If you’re like most resorts in North America, the peak summer vacation season is in full bloom now that summer is upon us. Although most guests have booked in advance, the reservations team’s success at securing those last few bookings to fill-in the gaps and top-off occupancy has a huge impact on annual revenues. Therefore, it’s a wonderful time now that demand is the strongest to do a refresher training covering the basics of how secure the sale.
Yet before we review the actual primary and secondary closing techniques, it’s important to remind reservations colleagues that securing the sale is a natural next step in a personalized, engaging reservations inquiry call. Sometimes agents who are the most kind, empathetic and genuinely helpful are also the least likely to try to secure the sale. Seems to me that they do not want to come across as that pushy, over-bearing stereotypical salesperson. Therefore, be sure to remind everyone that our efforts to secure the sale benefit all stakeholders in the equation!
- The caller locks-in the rate quoted and ensures availability.
- The company secures another reservation.
- Our colleagues in operations benefit from more guests and thus job security!
Next, train your team to make it a habit to always ask for the sale right after they have quoted rates. When it comes to the actual verbiage, agents should adjust their approach according to the conversation they are having. Here are four different approaches for closing the sale.

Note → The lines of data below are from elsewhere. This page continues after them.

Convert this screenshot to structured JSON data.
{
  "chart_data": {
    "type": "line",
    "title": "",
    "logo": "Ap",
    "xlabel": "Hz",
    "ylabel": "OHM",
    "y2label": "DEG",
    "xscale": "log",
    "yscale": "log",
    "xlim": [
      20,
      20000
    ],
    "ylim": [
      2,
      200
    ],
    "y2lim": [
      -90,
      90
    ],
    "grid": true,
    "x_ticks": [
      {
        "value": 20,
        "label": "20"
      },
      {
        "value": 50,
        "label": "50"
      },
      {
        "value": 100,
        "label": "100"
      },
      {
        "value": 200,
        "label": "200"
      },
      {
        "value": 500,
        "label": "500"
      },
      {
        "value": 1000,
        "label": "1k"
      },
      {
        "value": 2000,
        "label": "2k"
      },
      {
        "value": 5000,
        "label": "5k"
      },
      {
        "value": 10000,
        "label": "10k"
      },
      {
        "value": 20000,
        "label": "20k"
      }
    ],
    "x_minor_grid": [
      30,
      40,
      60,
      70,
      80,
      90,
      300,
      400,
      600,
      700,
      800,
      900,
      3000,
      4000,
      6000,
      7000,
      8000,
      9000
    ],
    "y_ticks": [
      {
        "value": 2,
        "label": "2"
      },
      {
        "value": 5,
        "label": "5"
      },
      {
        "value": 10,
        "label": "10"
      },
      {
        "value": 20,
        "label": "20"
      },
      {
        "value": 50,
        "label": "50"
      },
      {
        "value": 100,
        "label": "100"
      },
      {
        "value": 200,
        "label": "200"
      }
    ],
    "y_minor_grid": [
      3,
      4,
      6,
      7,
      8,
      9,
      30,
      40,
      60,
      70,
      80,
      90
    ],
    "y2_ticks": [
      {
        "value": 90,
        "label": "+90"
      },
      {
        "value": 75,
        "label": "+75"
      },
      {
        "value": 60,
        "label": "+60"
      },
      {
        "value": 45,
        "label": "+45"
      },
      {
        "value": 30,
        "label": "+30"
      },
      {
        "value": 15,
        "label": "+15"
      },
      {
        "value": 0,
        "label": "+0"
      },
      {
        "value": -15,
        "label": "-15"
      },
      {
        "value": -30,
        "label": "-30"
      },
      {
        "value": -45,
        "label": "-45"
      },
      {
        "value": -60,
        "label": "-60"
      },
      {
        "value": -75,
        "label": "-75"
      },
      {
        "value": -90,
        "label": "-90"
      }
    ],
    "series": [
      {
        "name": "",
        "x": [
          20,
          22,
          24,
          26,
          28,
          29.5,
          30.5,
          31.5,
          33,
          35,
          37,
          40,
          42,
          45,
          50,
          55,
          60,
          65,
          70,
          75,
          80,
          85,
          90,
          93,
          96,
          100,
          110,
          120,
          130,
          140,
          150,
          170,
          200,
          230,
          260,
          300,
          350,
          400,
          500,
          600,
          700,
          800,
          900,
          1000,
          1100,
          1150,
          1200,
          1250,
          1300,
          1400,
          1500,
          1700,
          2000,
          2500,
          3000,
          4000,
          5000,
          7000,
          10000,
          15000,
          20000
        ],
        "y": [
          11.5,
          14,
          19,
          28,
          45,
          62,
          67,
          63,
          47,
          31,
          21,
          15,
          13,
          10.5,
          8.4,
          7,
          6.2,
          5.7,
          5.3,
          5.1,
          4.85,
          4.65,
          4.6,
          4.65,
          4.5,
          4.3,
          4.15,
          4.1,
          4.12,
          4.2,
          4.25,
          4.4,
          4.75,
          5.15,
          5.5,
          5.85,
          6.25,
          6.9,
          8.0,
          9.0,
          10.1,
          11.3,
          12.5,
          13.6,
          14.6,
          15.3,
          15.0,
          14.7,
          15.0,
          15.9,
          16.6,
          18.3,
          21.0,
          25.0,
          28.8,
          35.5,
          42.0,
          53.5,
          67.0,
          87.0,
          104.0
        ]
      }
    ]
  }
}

The Trial Close. This one works best when callers state up front they do not want to commit and say they just want to check rates. This is a softer closing technique that acknowledges their comment.
“Now I know you said you weren’t ready, but if you like I can lock that in…”
The “Secure It For You” method works well in most call scenarios. It presents the attempt to secure the sale as a courtesy being extended by leaving the “next step” with you such as:
“May I secure that for you?”
“May I reserve that for you?”
The “Choice of Options” close is ideal when your conversation has narrowed down the caller’s decision into two accommodations or packages. This method restates the options in a way that assumes they caller will select one of them. Examples:
“Which of those may I secure for you?”
“Did you prefer the traditional or deluxe option?”
Finally, there is the “Assume The Sale” closing technique. This approach works best when callers give strong buying signals such as “That sounds perfect!” or “Okay, so the rate is…” Recognizing that the caller already essentially said “Yes,” this method assumes they will proceed and very often they do! Just start asking for the details necessary to finalize the reservation such as:
“Okay, and how do you spell that last name Mr. Kennedy?”
“That was for arrival on Saturday, June 20, correct?”